– Что же такого уникального есть в людях? – с некоторой иронией спросил «головастик». – Беспечность, или самопожертвование ради других? Стоит ли этим гордится?
Дед молча встал. Я никогда не видел у него такого странного взгляда. В нем читалось и отчаяние, и вселенская тоска. Даже когда погибли мои родители, он старался скрывать свою печаль за пеленой напущенной безмятежности. Но сейчас я смотрел в выцветшие вдруг разом, блеклые глаза глубокого старика, наполненные смертельной усталостью прожитых лет.
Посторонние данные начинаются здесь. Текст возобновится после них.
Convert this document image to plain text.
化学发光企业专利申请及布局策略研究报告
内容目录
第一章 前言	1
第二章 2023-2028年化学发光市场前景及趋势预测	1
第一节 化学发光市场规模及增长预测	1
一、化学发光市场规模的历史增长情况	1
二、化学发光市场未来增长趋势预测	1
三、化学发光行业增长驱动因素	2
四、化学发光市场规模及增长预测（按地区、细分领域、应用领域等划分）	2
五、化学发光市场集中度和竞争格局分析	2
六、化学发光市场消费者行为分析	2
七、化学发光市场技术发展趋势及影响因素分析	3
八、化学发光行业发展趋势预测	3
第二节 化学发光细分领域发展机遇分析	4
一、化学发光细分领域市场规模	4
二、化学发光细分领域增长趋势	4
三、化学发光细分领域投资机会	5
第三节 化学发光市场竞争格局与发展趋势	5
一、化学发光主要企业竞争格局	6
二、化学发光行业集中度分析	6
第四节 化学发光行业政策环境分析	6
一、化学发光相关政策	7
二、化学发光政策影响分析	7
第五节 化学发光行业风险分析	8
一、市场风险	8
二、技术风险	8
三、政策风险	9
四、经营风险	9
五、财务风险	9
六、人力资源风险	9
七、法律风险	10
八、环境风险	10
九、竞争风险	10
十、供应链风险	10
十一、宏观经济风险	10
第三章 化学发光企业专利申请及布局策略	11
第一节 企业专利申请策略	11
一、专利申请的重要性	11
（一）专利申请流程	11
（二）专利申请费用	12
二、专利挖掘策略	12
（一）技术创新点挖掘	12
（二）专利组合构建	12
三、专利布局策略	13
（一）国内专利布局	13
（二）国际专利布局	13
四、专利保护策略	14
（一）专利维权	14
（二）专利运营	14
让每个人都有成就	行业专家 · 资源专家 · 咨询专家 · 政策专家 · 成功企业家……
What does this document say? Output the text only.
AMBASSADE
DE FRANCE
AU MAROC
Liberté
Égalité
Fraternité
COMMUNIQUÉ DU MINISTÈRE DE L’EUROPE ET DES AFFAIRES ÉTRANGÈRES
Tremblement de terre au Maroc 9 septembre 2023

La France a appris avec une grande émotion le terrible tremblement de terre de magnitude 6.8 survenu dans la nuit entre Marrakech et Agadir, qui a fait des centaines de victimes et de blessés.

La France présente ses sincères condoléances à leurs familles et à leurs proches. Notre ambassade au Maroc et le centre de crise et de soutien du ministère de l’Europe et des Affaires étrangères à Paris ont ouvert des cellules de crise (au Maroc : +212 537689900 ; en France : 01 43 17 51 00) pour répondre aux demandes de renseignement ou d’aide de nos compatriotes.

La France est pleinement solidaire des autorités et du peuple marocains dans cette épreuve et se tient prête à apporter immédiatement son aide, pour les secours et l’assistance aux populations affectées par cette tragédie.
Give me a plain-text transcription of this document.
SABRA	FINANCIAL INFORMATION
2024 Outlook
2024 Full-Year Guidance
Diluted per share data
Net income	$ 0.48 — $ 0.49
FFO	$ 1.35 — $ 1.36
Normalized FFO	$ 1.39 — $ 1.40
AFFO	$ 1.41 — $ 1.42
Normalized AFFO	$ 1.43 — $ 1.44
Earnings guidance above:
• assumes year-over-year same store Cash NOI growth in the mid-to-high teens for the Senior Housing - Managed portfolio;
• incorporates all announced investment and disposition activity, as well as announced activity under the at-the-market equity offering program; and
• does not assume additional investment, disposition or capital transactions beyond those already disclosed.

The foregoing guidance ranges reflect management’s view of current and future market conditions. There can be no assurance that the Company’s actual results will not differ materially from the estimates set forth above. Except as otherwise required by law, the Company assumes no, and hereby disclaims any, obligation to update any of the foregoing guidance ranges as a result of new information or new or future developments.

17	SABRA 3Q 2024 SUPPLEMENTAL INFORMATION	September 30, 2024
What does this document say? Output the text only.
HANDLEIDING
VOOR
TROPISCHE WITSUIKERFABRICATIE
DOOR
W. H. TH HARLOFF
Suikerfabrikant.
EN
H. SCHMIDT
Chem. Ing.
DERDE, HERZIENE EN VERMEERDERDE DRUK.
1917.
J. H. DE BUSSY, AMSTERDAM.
Мне стало страшно.
Не сказав ни слова, Гамаш вышел из комнаты. Мы с «головастиком» остались вдвоем.
– Чего это он? – поинтересовался тот. – Я его чем-то обидел?
– Сам не знаю, – вздохнул я.
И в следующий момент понял, почему комната казалась мне другой. Как же сразу-то не заметил, что в углу не хватало массивных киотов со старинными иконами? Куда они могли деться? Ведь дед ни за что бы их сам не снял. Да и посторонних никогда близко не подпускал, трепетно оберегая свои святыни.
Нехорошее предчувствие холодком коснулось сердца, оставив неприятный след. Что-то должно было произойти. Может, «головастик» прав?
Я нашел Гамаша на крыльце. Он сидел на ступеньке, дымя папиросой, и смотрел куда-то вдаль. На его коленях свернулся клубком большой серый кот.
– Он сам на тебя вышел? – спросил дед, мотнув головой в сторону двери.
– Сам, – кивнул я. – Только вот не пойму твоих волнений. Почему мне нельзя ему помогать?
– Да потому что так не бывает, – вздохнул тот. – Если бы я не разглядел его через сканер, то до сих пор принимал бы за мальчонку. Чужак не может быть настолько близким нам по духу. Это противоестественно. Однако это только мои домыслы, не более того. Ты уже сам должен решать: идти тебе с ним или нет. Прошли те времена, когда надо было слушать моего совета. Ты давно вырос, Фёст. И не единожды шагал по краю пропасти, вглядываясь в бездну…
– Как ты меня назвал, дед? – вдруг перебил его я. В груди тревожно кольнуло.
Гамаш только усмехнулся.
– Все в мире рано или поздно меняется, Фёст. К лучшему ли, к худшему – решать не нам. Наша задача – выжить. Вот недавно американцы эти в округе стали частенько мелькать. К чему бы это? К укреплению международных отношений или к новой войне? Кто знает?
– Тот, что у тебя в лаборатории лежит, – проговорил я, мотнув головой в сторону дома. – По крайней мере, должен знать.
– Для начала его с того света вытащить нужно, – пояснил Гамаш. – Не нравится мне его состояние. Чем его так контузило? «Молотом»? Что-то не совсем похоже на последствия травматики. Ладно, пойду посмотрю, как он там. Надеюсь, первые результаты уже готовы.
Дед ушел в дом, и тут же на крыльце показался «головастик». Видимо, не по своей воле покинул помещение.
– Как он будет его допрашивать? – спросил меня спиллянин, пытаясь дотянуться до окна. То, что оно было зашторено, его не останавливало.
– Пытать, наверное, – с безразличием ответил я. У Гамаша имелись свои методы, о которых он никогда не распространялся. И методы вполне действенные, приносящие неплохие конечные результаты.
– И это поможет? – засомневался «головастик».
– Если американец выживет, то несомненно, – кивнул я. – Это из вас, доходяг, хрен чего вытянешь. Люди намного разговорчивее.
Когда Гамаш вновь появился, прошло около получаса. Он сел на ступеньку, закурил.
– Ну? – я выжидающе смотрел на него, пытаясь по выражению лица понять результат.
– Хрень какая-то, – произнес дед, сплевывая на траву. – А ведь могло бы получиться. Кто его траванул, не знаешь случаем? Доза просто лошадиная.
– Ты ничего не попутал? – удивленно спросил я. – Он пострадал от «Молота». Причем тут яд?